African leaders must pay critical attention to procurement regimes in their respective countries, implored Ghanaian procurement specialist and SmartProcurement Editorial Board member, Professor Douglas Boateng.
The procurement regime on the African continent has been generally weak for a long period, which has led countries in the sub-region to lose revenue, said Prof. Boateng, who has been touring Africa to push for procurement to be professionalised.
“Unless the continent… takes procurement seriously the dream of industrialising the continent will be a pale dream, because whatever we buy has an impact on local industry,” said Prof. Boateng, a supply chain specialist for about 25 years.
He urged African leaders to find a suitable way of upholding professionalism so that procurement practitioners can better understand the impact of their jobs on the development and growth of the continent.

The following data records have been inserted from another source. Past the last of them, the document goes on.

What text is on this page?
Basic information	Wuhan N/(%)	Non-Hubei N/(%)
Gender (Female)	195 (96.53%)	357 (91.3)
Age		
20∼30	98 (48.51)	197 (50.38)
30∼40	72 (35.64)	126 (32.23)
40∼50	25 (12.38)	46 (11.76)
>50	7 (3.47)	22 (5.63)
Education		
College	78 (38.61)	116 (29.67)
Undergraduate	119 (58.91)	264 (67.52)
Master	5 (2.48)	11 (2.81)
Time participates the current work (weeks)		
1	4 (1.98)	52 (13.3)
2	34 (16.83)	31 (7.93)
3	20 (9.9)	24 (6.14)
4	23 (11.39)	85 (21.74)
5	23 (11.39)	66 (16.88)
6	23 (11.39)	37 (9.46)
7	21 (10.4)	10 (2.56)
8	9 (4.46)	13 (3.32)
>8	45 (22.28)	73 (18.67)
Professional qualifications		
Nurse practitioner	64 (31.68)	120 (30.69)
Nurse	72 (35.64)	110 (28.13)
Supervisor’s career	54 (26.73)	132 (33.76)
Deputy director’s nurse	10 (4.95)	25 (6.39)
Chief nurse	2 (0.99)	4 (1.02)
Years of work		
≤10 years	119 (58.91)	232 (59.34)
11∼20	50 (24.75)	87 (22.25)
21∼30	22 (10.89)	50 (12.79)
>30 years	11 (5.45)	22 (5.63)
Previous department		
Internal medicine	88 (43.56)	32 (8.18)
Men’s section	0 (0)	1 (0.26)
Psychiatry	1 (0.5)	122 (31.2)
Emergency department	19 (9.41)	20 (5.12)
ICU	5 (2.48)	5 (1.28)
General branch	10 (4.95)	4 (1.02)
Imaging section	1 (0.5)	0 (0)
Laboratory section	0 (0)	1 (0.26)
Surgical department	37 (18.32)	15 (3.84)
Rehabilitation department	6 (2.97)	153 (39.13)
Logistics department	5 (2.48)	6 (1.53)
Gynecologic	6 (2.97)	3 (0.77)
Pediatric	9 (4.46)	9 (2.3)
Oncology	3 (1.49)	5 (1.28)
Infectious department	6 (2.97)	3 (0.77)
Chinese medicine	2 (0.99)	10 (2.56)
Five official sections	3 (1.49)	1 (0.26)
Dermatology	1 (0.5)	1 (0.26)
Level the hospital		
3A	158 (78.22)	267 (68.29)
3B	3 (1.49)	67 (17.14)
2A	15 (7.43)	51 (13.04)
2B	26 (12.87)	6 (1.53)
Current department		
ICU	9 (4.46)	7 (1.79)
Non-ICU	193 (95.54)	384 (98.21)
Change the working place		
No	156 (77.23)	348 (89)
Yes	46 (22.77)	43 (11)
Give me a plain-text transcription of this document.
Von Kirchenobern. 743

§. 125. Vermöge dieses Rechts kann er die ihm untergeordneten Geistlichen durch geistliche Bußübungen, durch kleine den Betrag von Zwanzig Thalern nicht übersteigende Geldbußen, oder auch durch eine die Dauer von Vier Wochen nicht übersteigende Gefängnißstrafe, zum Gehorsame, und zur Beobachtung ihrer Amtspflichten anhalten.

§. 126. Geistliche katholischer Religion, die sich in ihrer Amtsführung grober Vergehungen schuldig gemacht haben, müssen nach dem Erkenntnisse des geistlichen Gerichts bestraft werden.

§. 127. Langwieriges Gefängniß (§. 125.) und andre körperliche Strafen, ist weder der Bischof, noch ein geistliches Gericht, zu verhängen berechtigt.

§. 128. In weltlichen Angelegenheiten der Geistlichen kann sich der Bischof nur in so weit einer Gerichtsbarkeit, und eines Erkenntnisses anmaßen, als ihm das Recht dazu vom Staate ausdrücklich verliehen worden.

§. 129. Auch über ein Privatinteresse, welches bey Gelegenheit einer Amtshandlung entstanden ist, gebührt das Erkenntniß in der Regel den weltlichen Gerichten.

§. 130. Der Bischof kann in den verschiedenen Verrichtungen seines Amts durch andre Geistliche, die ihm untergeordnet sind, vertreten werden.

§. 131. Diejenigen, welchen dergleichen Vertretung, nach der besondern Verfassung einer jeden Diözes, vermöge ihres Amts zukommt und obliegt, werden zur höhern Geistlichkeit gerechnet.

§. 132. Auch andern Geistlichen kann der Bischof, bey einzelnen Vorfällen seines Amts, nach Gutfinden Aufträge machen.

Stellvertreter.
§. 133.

A sound procurement and supply regime operated by professionals has been partly responsible for development of the Western world, said Prof. Boateng, stressing the need for a paradigm shift in the ‘crude’ way procurement and supply are being carried out in Africa.
Boating found fault with the high volume of importation of goods onto the continent, adding that some of these products could be produced or sourced locally in order to save the sub-region some foreign exchange.
“There are certain basic things which I believe should really not be imported – toothpicks, orange juice, underwear, slippers, tomatoes – I believe [that for] all these things government should find a way of producing them locally.”
Meanwhile in Nigeria, President Muhammadu Buhari has directed the country’s Economic and Financial Crimes Commission to investigate corruption allegations in the Nigerian Air Force (NAF) and in the roles of various officers and companies and their directors in "fundamental breaches" associated with procurements by the Office of the National Security Adviser (ONSA) and the NAF.
The breaches identified by the audit committee include non-specification of procurement costs, absence of contract agreements, award of contracts beyond authorised thresholds, transfer of public funds for unidentified purposes and general non-adherence to provisions of the Public Procurement Act.